(subtitled: Why I should’ve gotten a degree in nursing or some bullshit like that)
I’m trying to learn Flash so I can be superawesome at my job (it’s not going very well. Flash is hard.) and one of the books I’ve picked up is “Flash Journalism” by Mindy McAdams. It was helpful for the beginning things, like animation and things like that. It just seems like I’m not smart enough to do anything else except what it is in the book. That’s not Mindy’s fault, my lack of intelligence. Ha.
Anyway, she has a really entertaining blog about journalism issues and new media designs. I go to it occasionally and see what’s up. And recently, she had this posted: “The Survival of Journalism: 10 Simple Facts”
Man, was it a downer.
It’s no secret that newspapers are struggling. The start-up community newspaper I worked for before I moved to Washington DC was bleeding money so fast I was surprised I still had a job there. Everyday, I would go to work and wonder if today would be the day when I showed up and found the doors locked and the lights off. (sidenote: this actually happened to the employees left there. after a christmas break, everyone showed up to work on january 2 and found the doors locked and the paper shut down. bummer. it hit me really hard even though i was no longer an employee there. you have to root for the underdog.)
It’s hard to convince advertisers to advertise in a paper that people can go online to read for free. It’s even harder to convince the advertisers to move to that crazy side of online advertising.
All around the newspaper industry, buyouts are happening and people are being laid-off. I live in constant fear that one day, when I come into work, my position will have been eliminated due to budget restrictions.

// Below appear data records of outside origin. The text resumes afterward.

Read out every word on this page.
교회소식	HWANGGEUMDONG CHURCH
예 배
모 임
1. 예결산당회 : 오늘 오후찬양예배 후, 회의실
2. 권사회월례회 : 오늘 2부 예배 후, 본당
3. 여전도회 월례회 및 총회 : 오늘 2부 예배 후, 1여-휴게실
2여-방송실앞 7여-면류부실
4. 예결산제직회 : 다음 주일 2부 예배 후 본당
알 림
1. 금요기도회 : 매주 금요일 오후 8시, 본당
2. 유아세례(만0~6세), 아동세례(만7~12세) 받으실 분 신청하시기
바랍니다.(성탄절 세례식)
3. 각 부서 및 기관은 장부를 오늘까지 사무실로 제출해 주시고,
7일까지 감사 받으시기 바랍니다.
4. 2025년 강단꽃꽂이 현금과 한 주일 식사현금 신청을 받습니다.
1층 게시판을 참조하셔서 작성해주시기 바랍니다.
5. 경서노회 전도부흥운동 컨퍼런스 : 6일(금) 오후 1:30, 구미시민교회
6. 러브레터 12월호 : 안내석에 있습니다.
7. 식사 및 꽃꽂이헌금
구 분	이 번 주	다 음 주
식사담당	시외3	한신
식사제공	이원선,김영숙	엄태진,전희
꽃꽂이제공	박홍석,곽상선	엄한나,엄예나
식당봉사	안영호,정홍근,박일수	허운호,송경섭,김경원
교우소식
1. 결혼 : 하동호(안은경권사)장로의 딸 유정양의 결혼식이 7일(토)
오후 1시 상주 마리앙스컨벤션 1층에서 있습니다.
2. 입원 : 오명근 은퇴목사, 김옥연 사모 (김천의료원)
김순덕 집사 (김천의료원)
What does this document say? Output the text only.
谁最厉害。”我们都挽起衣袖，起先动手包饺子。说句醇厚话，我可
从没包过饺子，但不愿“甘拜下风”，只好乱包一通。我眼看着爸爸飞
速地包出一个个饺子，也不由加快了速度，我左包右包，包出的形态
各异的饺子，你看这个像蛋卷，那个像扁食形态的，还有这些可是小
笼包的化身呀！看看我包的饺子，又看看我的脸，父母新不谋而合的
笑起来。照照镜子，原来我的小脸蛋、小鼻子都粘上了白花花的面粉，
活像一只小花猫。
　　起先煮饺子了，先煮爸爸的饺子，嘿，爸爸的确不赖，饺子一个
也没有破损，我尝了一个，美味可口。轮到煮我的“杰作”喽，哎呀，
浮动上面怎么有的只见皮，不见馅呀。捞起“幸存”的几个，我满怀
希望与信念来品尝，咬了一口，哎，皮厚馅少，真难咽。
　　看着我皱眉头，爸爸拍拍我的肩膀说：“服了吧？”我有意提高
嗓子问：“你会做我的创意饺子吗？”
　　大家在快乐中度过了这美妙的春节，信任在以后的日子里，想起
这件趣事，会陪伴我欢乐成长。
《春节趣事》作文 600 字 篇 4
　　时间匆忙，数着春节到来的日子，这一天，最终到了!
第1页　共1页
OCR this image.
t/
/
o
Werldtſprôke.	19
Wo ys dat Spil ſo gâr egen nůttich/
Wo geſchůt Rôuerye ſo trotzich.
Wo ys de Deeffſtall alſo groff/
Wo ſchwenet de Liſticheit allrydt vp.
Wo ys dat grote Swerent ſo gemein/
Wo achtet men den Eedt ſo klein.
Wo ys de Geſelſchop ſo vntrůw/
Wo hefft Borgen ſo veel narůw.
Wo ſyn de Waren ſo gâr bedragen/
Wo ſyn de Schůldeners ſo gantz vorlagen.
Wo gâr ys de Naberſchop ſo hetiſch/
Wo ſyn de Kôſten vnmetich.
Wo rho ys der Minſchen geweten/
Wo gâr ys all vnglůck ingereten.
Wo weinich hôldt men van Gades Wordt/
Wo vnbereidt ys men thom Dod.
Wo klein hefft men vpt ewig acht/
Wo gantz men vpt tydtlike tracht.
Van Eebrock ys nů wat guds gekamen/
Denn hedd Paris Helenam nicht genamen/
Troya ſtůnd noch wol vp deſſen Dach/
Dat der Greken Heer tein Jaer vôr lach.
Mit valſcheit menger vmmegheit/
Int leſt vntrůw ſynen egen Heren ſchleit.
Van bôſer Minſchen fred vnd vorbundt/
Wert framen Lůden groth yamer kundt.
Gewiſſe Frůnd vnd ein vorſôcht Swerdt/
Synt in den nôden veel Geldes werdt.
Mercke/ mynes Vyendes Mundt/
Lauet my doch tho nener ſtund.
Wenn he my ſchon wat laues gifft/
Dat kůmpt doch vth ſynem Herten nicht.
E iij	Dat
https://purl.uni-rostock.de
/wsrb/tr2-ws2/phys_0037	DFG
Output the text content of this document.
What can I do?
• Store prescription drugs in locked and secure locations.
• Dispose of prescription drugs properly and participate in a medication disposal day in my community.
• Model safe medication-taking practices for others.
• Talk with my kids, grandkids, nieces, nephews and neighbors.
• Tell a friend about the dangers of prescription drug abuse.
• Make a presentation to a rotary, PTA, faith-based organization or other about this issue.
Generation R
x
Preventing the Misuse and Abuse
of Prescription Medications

And yet, it’s not like I didn’t know this was an issue when I first entered college in the fall of 2001. It’s not like I wasn’t aware that newspapers were trying not to let the door hit them on the way out. More papers were moving from paid full-time reporting positions to 20 bucks an article-freelancers. Four or five photographers? Forget it. Try one or two and a few stringers.
I originally started college with the hopes of working in movies or television, something behind the scenes, something like a scriptwriter (hah) or a director (double-hah. i can’t even direct my cat off the sofa). Within the first 2 months, I switched my sequence to online. Part of it was because I had just discovered the wonders of web design and the other part of it, maybe, was because I wanted to have some sort of job security when I left school. I mean, clearly, reporters are a dime-a-dozen, and I wanted to give employers a edge when they decided to hire me. I mean, who would turn down someone who could not only design your newspaper, but also your website?
(answer: a lot of people would. touche. good job, 19-year-old me)
I like to think that because I tend to do more online things at the newspapers I work that maybe when the chopping block comes up, I might not be the one to get necessarily chopped since more newspapers are moving toward bigger, better online presence.
I do totally agree that newspapers should give their online content away for free. I know that I do not click on WSJ articles because I don’t have a subscription, and normally, I can just find that information on another website.
I don’t feel that there is that large of a niche audience out there. I think that once my generation hits middle-age, newspapers (at least the actual paper part of it) will be nearly obsolete. Look at the Amazon Kindle - once they get that perfected, with a color screen and everything, I truly think it will take the place of newspapers on the train/morning coffee/park bench. New things are coming, and it’s time to start embracing them. The older generation will be a little less ready to do so, so maybe some papers will print limited runs. But eventually, everyone will switch over.
I do NOT think that bloggers are the future. I think that a few well-meaning blogs out there DO have dedicated people that update them, but I feel that the majority of blogs (myself included) are too banal, too erratic, and too personal to ever have an objective point of view.
I guess I can always go back to school and get a degree in something useful. Something like advertising or computer programming (FAIL) or even marketing. But in the meantime, I’m content with being a member of the media, no matter how small my role is. Working with newspapers makes me happy. I like the smell of newsprint, especially when it first rolls off the press and the paper and the ink are still warm and it gets all smudgy on your fingers (note: this might just be old presses). I would be really sad if physical newspapers disappear, but I’m sure I would get over it because you just know whatever gadget they come out with to read them with is going to be supercool.